S v Police
[2017] NZHC 1804
•1 August 2017
IN THE HIGH COURT OF NEW ZEALAND AUCKLAND REGISTRY
CIV-2016-404-002150 [2017] NZHC 1804
UNDER the Judicature Amendment Act 1972 IN THE MATTER
of an application for judicial review
BETWEEN
S
First PlaintiffCQ
Second PlaintiffD
Third PlaintiffAND
NEW ZEALAND POLICE First Defendant
DISTRICT COURT AT AUCKLAND Second Defendant
Hearing: On the papers Judgment:
1 August 2017
COSTS JUDGMENT OF DOWNS J
This judgment was delivered by me on Tuesday, 1 August 2017 at 3 pm. pursuant to r 11.5 of the High Court Rules.

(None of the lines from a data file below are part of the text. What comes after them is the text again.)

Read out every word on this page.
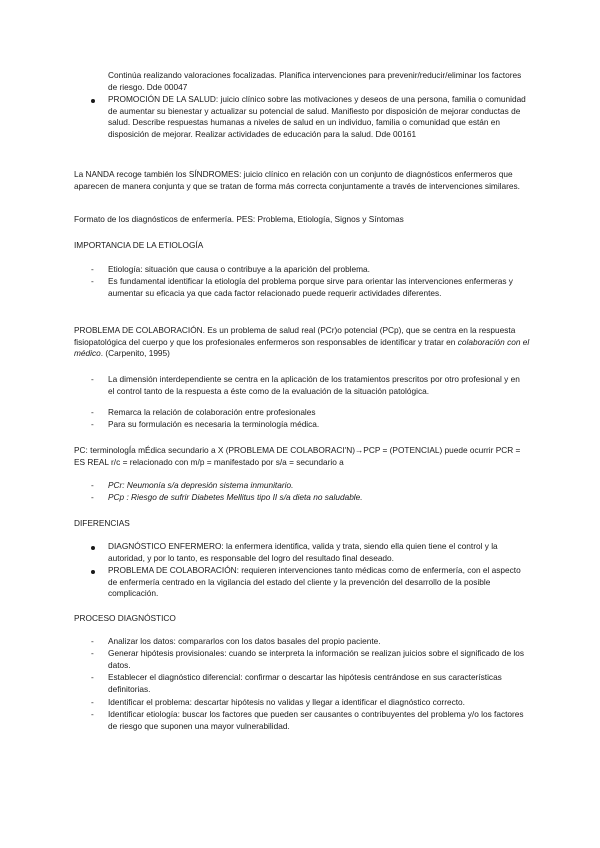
Continúa realizando valoraciones focalizadas. Planifica intervenciones para prevenir/reducir/eliminar los factores de riesgo. Dde 00047

PROMOCIÓN DE LA SALUD: juicio clínico sobre las motivaciones y deseos de una persona, familia o comunidad de aumentar su bienestar y actualizar su potencial de salud. Manifiesto por disposición de mejorar conductas de salud. Describe respuestas humanas a niveles de salud en un individuo, familia o comunidad que están en disposición de mejorar. Realizar actividades de educación para la salud. Dde 00161

La NANDA recoge también los SÍNDROMES: juicio clínico en relación con un conjunto de diagnósticos enfermeros que aparecen de manera conjunta y que se tratan de forma más correcta conjuntamente a través de intervenciones similares.

Formato de los diagnósticos de enfermería. PES: Problema, Etiología, Signos y Síntomas

IMPORTANCIA DE LA ETIOLOGÍA

-	Etiología: situación que causa o contribuye a la aparición del problema.

-	Es fundamental identificar la etiología del problema porque sirve para orientar las intervenciones enfermeras y aumentar su eficacia ya que cada factor relacionado puede requerir actividades diferentes.

PROBLEMA DE COLABORACIÓN. Es un problema de salud real (PCr)o potencial (PCp), que se centra en la respuesta fisiopatológica del cuerpo y que los profesionales enfermeros son responsables de identificar y tratar en colaboración con el médico. (Carpenito, 1995)

-	La dimensión interdependiente se centra en la aplicación de los tratamientos prescritos por otro profesional y en el control tanto de la respuesta a éste como de la evaluación de la situación patológica.

-	Remarca la relación de colaboración entre profesionales

-	Para su formulación es necesaria la terminología médica.

PC: terminologÍa mÉdica secundario a X (PROBLEMA DE COLABORACI'N)→PCP = (POTENCIAL) puede ocurrir PCR = ES REAL r/c = relacionado con m/p = manifestado por s/a = secundario a

-	PCr: Neumonía s/a depresión sistema inmunitario.

-	PCp : Riesgo de sufrir Diabetes Mellitus tipo II s/a dieta no saludable.

DIFERENCIAS

DIAGNÓSTICO ENFERMERO: la enfermera identifica, valida y trata, siendo ella quien tiene el control y la autoridad, y por lo tanto, es responsable del logro del resultado final deseado.

PROBLEMA DE COLABORACIÓN: requieren intervenciones tanto médicas como de enfermería, con el aspecto de enfermería centrado en la vigilancia del estado del cliente y la prevención del desarrollo de la posible complicación.

PROCESO DIAGNÓSTICO

-	Analizar los datos: compararlos con los datos basales del propio paciente.

-	Generar hipótesis provisionales: cuando se interpreta la información se realizan juicios sobre el significado de los datos.

-	Establecer el diagnóstico diferencial: confirmar o descartar las hipótesis centrándose en sus características definitorias.

-	Identificar el problema: descartar hipótesis no validas y llegar a identificar el diagnóstico correcto.

-	Identificar etiología: buscar los factores que pueden ser causantes o contribuyentes del problema y/o los factores de riesgo que suponen una mayor vulnerabilidad.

Registrar/Deputy Registrar
Solicitors:
Meredith Connell, Auckland.
Copies to: Plaintiffs
S v POLICE [2017] NZHC 1804 [1 August 2017]
[1] The background is set out in my earlier judgment.1
[2] In brief, Police brought a strike out application against claims brought by S and D with some factual connection but little else in common. The application succeeded in relation to S, but failed by a fine margin in relation to D. Police seek (2B) increased costs against both. D resists costs on the basis the strike out application failed against him. Counsel for S has since changed. Through Ms Cooper, S now acknowledges her claim “should never have been brought”. However, S submits costs should not be awarded against her as the proceedings were
“driven” by D.2
[3] Key costs principles are helpfully contained within rr 14.1 and 14.2 of the
High Court Rules 2016. These provide:
14.1 Costs at discretion of court
(1) All matters are at the discretion of the court if they relate to costs—
(a) of a proceeding; or
(b) incidental to a proceeding; or
(c) of a step in a proceeding.
(2) Rules 14.2 to 14.10 are subject to subclause (1).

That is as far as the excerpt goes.